И тут Каль вспомнил тот вечер в доме Алехандро и то, как удивился, заметив шрам на его груди. Однако тогда его голова была слишком занята другими мыслями, чтобы проявить к шраму более чем мимолетное любопытство; люди умирали, за ним самим гнались.
— Он отвернулся от меня, когда я увидел его без рубашки. Теперь понятно почему. — Помолчав, Каль задал новый вопрос: — Но тогда как получилось, что де Шальяк отправил его в Англию?
— Де Шальяк не знал. P`ere скрыл, кто он такой, взяв имя своего умершего друга, солдата, вместе с которым покинул Испанию.
— Почему он ее покинул?
— Потому что убил епископа.
— Епископа? И он до сих пор ходит на свободе, а не вздернут на дыбе?
— Клянусь, это правда — и, поверь мне, Гильом, у него были для этого серьезные основания.
— Но епископ… поистине, это тяжкий грех.
— И мысль об этом гложет его каждый день. Проклятый церковник погубил и его, и его семью только за то, что p`ere выкопал труп человека, которого лечил от ужасной болезни, но не сумел спасти. Он отчаянно хотел понять, почему этот человек умер. И достал тело из могилы…
— Бог мой! — простонал Каль.
— Гильом… постарайся понять… когда человек так страстно жаждет знаний, как p`ere, временами приходится рисковать. И он дорого заплатил за все, что сделал. Его семья была изгнана, их имущество конфисковано… им пришлось покинуть Испанию в самый разгар «черной смерти». — Кэт понурилась. — Он до сих пор не знает, сумели ли его родители пережить это путешествие, они были люди пожилые еще тогда, десять лет назад.
— Это правильно — что он дорого заплатил, за такие-то дела.
Щеки Кэт вспыхнули от гнева, но она с заметным усилием сдержалась.
— P`ere знает, что за все это его когда-нибудь будут судить. Однако в их святых книгах сказано «око за око», и хотя он не такой уж набожный человек, к этим словам своего пророка относится очень серьезно. — Кэт помолчала. — В Авиньоне, дожидаясь приезда семьи, он хотел лечить людей, но вместе с другими лекарями его вызвали к де Шальяку, для обучения.
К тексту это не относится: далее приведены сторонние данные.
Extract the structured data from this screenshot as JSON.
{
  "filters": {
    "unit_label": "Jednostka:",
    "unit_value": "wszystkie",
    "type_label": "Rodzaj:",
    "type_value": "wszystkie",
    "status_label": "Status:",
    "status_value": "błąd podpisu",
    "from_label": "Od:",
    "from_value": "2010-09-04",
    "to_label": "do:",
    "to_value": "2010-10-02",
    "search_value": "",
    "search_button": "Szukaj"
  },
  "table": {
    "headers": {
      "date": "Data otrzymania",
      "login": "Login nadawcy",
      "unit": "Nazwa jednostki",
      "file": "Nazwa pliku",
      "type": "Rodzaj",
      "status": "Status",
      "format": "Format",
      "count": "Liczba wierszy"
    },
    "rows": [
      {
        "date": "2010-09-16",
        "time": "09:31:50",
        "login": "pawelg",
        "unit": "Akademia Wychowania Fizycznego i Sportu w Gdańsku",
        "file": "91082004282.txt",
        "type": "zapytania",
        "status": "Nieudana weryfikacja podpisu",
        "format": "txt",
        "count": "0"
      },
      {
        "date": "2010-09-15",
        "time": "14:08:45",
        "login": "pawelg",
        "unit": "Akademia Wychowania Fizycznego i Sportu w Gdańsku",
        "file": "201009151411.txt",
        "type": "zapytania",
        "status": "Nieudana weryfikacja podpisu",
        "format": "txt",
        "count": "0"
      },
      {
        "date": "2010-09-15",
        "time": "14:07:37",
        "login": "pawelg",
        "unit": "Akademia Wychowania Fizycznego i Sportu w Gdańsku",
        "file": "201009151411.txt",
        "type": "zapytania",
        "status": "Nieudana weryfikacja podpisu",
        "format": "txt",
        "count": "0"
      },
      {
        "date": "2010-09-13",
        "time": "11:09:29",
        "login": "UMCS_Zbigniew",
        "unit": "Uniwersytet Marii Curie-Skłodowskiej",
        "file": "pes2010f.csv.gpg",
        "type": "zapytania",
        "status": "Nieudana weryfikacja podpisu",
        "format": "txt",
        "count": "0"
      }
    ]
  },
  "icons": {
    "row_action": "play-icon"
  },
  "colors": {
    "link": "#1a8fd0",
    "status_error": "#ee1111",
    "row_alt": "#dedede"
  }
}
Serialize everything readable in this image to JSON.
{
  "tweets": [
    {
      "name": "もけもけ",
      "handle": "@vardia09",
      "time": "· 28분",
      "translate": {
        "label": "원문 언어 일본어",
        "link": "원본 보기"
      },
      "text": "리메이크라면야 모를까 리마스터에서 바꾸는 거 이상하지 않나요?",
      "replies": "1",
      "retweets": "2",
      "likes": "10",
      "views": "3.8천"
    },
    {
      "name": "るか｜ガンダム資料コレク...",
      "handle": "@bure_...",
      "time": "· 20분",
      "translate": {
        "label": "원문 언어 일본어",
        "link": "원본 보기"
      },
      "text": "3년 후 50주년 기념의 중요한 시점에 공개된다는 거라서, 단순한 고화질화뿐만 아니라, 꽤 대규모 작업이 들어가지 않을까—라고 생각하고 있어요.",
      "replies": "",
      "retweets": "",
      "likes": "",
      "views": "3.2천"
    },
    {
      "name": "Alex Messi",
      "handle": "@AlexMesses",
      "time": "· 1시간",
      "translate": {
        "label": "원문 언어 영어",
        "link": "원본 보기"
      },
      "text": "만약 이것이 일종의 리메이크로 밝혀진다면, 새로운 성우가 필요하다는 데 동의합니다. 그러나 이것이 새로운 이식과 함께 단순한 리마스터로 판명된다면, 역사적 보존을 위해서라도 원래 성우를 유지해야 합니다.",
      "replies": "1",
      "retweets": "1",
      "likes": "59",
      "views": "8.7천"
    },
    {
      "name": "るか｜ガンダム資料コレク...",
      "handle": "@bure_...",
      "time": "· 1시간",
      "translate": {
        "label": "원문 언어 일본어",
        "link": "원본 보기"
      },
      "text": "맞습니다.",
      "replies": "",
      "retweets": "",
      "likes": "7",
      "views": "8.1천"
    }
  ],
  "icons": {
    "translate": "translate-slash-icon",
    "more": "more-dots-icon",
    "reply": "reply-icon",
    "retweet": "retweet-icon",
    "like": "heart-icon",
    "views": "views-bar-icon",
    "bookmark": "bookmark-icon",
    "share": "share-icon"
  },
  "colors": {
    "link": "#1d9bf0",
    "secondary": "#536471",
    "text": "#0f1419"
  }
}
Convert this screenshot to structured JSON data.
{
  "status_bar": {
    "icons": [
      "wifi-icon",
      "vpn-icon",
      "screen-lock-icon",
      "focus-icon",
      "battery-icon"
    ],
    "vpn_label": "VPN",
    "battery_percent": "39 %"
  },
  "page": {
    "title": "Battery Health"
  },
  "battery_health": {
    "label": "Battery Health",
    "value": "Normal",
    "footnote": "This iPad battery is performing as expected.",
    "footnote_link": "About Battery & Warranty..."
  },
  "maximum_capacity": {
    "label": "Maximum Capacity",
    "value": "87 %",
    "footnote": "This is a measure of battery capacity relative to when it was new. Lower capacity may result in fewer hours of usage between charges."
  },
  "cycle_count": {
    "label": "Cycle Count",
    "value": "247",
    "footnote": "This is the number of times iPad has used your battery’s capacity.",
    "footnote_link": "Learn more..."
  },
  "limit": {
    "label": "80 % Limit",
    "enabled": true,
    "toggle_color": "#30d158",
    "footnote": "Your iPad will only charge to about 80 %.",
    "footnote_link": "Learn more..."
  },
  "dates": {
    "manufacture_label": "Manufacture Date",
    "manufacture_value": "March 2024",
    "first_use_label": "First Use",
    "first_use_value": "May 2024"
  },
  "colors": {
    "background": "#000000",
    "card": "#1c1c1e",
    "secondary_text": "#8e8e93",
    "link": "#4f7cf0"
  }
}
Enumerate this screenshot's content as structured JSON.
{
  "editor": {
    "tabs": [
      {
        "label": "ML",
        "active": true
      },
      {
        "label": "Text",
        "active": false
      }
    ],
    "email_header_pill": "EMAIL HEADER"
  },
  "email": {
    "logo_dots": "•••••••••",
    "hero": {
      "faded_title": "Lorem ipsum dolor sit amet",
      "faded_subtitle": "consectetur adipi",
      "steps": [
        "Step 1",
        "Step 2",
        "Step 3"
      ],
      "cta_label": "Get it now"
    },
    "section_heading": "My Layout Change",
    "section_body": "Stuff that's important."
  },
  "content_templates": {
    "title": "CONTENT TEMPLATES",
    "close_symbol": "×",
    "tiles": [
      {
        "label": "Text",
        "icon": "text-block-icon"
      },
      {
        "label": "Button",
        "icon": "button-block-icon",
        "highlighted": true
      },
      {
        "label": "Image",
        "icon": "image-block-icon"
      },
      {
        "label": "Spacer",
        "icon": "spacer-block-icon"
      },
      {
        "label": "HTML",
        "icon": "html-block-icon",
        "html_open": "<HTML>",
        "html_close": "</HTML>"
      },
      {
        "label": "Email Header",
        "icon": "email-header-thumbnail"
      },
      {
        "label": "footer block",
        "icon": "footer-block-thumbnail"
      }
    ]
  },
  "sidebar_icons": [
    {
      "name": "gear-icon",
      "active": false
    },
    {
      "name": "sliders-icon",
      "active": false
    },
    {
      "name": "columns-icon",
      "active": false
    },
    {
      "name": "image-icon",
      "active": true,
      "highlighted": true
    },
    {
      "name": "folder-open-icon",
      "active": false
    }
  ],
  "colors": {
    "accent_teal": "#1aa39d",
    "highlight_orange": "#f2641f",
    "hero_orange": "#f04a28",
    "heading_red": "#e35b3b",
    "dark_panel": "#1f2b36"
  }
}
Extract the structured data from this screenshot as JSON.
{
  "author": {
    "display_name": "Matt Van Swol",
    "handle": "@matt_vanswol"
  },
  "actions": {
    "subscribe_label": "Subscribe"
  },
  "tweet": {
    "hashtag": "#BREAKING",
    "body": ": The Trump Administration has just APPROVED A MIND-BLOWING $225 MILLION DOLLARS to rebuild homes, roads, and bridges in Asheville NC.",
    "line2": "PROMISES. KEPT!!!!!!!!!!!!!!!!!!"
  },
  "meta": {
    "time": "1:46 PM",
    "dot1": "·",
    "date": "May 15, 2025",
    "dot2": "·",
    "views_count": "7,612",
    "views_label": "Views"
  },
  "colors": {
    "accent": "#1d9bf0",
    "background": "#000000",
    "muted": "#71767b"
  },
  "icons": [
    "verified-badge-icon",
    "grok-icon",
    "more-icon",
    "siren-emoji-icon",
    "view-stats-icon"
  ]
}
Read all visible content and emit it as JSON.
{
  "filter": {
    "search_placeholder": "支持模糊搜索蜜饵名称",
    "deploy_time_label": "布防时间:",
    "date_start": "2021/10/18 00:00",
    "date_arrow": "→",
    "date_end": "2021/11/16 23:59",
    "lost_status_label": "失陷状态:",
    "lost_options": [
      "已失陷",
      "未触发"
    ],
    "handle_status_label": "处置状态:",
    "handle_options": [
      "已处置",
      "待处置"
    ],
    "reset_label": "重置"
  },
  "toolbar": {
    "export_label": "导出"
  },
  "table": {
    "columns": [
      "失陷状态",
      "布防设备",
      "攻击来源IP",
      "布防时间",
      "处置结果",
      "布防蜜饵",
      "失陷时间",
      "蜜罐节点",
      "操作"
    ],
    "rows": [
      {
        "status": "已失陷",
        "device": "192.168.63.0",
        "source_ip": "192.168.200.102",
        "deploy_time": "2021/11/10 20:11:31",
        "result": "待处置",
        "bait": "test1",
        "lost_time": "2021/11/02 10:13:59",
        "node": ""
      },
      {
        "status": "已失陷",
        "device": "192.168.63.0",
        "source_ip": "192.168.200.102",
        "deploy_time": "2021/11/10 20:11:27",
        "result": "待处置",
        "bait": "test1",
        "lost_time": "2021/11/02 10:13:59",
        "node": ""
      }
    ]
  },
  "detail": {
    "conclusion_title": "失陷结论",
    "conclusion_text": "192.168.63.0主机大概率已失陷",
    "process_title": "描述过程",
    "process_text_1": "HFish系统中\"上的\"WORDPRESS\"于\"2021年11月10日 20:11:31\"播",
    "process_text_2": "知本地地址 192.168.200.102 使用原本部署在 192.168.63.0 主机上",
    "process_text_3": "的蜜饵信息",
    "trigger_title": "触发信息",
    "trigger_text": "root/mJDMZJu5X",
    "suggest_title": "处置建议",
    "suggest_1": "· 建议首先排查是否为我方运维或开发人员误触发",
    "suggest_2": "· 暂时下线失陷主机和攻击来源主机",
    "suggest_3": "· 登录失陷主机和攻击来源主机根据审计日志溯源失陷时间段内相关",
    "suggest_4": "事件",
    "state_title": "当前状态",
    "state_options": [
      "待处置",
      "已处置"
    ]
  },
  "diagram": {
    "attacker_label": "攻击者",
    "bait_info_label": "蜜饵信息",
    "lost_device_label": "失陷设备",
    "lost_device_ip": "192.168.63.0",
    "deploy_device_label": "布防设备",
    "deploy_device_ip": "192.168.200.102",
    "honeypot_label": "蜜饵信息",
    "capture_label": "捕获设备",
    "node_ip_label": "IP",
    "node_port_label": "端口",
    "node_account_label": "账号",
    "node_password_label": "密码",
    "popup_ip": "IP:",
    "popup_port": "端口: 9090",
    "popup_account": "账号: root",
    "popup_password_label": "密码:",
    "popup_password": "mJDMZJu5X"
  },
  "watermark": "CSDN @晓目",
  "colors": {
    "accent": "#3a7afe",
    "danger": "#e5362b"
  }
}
Потом их разослали по всей Европе, чтобы защищать здоровье королевских семей, поскольку Папа рассчитывал навредить им, по-своему устраивая королевские браки, а как бы он прибрал их к рукам, если бы все невесты и женихи умерли? Вот как p`ere оказался в Англии — если бы не это, он так и жил бы в Авиньоне. Он от всей души надеялся, что его семья сумела добраться туда, но возвращаться боялся — его могли узнать и схватить. Хотя он понимает, конечно, как мало у них шансов пережить и трудное путешествие, и чуму.
Каль покачал головой, все еще не оправившись от потрясения.
— Какой жестокой может быть рука судьбы! Он думал, что в Париже безопасно, а оказалось, что самая большая опасность подстерегает как раз здесь. — Он задумчиво помолчал и добавил очень серьезно: — Должно быть, все эти годы были просто ужасными для тебя.
Кэт нахмурилась.
— Ужасными? Что ты имеешь в виду?
— Ты ведь целых десять лет с ним как его дочь.
— И почему, — грустно спросила она, — это должно быть ужасно?